Wednesday, October 2, 2013

Blessed Verses Happy

     Am I blessed? Yes. After tonight's sermon especially blessed. We miss ninety percent of God because we are not looking was one of his quotes. I believe this. He also said that people say blessed means happy, not so sure of this. It means more than being happy. One thing I thought of was a sense of well being or being taken care of. "Blessed are the pure in heart for they shall see God." was his text. We purify our soul through obeying the truth and unfeigned love of the brethren. These are some of the thoughts that stood out to me. 
     To be aware of God in every situation believing that goodness and mercy will follow us through it all. I got tested on this immediately. I drove home from church because Jerry was in a hurry and knew I would drive faster. Jolene, Stacie and Debi in the back, all is quiet, Jerry seemingly sleeping. I get into the 45 mph zone and a car turns off in front of me and I speed up. Blue lights start flashing from what I think is the same car that turned off. I groan and start slowing down as he comes up behind me. I pull over and stop. My heart pounds and sinks simultaneously. The girls, (Jolene and Stacie) get excited as they put on seat belts. Jerry pulls out the registration and I realize I do NOT have my license! The officer comes to the window announcing what I had been doing, not too happy about the accelaration. My words are few, I make no excuses. He comes back after going back to check out my record and gives me a warning and tells me to slow down. During this time, I am thinking of the sermon and can hardly believe it when he only gives me a warning. I barely have the fortitude to say thank-you and slowly go on my way.
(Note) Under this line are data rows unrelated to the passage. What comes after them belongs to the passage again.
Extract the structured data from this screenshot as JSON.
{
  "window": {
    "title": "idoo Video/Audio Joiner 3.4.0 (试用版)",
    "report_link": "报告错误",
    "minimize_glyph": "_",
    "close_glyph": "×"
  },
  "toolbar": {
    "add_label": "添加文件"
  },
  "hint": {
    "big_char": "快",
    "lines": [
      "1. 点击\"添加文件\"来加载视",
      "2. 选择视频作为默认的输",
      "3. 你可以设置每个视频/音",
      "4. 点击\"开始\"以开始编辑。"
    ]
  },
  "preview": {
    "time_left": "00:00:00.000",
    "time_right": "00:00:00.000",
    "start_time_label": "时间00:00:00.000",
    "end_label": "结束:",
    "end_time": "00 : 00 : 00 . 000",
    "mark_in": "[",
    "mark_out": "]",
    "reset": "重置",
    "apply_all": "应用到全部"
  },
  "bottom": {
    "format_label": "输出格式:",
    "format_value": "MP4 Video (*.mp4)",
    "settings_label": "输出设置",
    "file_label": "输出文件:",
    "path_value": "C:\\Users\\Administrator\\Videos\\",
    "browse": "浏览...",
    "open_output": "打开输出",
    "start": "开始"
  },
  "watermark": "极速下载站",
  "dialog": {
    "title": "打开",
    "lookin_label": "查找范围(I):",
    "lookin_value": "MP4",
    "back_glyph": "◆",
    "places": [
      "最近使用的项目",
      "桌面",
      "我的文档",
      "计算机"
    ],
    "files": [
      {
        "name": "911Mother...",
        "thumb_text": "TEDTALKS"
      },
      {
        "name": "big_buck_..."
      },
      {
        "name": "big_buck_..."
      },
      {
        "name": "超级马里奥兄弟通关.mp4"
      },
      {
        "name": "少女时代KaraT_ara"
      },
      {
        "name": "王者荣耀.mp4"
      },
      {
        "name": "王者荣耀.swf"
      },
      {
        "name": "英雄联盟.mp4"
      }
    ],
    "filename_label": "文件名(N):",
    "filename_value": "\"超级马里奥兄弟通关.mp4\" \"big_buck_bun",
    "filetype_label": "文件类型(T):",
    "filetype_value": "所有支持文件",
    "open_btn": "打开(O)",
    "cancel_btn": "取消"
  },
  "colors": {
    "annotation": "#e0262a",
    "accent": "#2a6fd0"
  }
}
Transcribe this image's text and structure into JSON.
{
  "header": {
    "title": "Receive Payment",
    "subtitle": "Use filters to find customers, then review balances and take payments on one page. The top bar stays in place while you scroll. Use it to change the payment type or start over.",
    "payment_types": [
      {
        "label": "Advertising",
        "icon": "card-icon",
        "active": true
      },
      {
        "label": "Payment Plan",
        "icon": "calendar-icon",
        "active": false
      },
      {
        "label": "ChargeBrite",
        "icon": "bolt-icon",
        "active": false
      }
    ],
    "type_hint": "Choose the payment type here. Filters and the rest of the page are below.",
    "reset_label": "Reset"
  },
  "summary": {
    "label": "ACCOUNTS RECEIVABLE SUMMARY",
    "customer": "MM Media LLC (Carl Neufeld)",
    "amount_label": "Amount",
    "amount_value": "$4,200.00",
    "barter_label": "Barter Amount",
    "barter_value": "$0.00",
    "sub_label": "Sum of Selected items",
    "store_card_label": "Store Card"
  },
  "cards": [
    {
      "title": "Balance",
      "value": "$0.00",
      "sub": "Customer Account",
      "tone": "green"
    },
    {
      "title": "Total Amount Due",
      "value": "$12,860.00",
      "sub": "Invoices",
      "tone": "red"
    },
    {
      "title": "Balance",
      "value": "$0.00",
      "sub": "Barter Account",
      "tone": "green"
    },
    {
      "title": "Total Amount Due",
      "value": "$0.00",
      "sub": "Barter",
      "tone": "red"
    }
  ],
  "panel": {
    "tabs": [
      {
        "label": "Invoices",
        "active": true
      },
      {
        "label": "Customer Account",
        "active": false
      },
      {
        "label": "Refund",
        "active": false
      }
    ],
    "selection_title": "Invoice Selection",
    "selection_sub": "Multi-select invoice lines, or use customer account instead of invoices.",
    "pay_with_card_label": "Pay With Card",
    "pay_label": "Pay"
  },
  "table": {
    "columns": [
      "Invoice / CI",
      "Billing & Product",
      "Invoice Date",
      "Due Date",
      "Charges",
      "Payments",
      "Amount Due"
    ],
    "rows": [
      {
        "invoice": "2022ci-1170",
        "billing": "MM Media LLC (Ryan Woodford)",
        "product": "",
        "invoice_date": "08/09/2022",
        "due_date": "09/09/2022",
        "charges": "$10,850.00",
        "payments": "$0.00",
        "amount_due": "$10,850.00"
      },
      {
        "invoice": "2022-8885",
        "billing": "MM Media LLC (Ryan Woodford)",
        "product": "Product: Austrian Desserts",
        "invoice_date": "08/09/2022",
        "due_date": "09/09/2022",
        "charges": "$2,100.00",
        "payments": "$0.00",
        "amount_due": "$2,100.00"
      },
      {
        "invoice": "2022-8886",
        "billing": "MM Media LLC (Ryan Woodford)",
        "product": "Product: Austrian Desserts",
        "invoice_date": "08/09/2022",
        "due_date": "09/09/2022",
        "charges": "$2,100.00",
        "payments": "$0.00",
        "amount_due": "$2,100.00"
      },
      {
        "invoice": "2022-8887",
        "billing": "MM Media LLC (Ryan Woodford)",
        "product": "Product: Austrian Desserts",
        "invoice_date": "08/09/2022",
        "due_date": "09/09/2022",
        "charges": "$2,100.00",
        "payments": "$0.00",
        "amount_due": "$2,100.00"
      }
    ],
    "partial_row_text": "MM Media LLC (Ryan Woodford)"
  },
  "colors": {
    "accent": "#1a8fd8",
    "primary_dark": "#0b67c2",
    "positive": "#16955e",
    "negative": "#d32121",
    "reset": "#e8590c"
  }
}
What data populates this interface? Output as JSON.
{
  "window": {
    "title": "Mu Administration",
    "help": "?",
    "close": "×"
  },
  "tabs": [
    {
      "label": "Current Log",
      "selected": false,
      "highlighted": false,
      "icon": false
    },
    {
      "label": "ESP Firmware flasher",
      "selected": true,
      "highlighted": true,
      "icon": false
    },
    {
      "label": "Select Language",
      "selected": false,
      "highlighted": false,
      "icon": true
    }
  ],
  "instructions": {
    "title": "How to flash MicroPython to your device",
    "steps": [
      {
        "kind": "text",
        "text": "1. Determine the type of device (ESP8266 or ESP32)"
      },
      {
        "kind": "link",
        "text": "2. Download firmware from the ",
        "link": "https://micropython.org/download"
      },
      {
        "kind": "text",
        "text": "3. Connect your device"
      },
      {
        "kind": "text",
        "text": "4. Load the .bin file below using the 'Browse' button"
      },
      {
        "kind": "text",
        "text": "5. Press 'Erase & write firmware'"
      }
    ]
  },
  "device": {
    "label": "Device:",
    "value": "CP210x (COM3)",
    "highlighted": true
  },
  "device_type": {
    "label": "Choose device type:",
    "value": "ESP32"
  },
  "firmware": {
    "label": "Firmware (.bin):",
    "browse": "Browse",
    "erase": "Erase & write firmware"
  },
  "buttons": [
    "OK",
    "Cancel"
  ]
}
Jerry, after a bit, says, "That's why you (Jolene and I) speed because you get miracles." Jolene says, "Not always." Anyway, mercy followed me and I am thankful. 
      The sermon also encouraged me to do my work as unto the Lord and to see God even on the job where things get tedious and boring. We can see God even in very hard things if we look for it. May I see God even in the irritating hardships of life.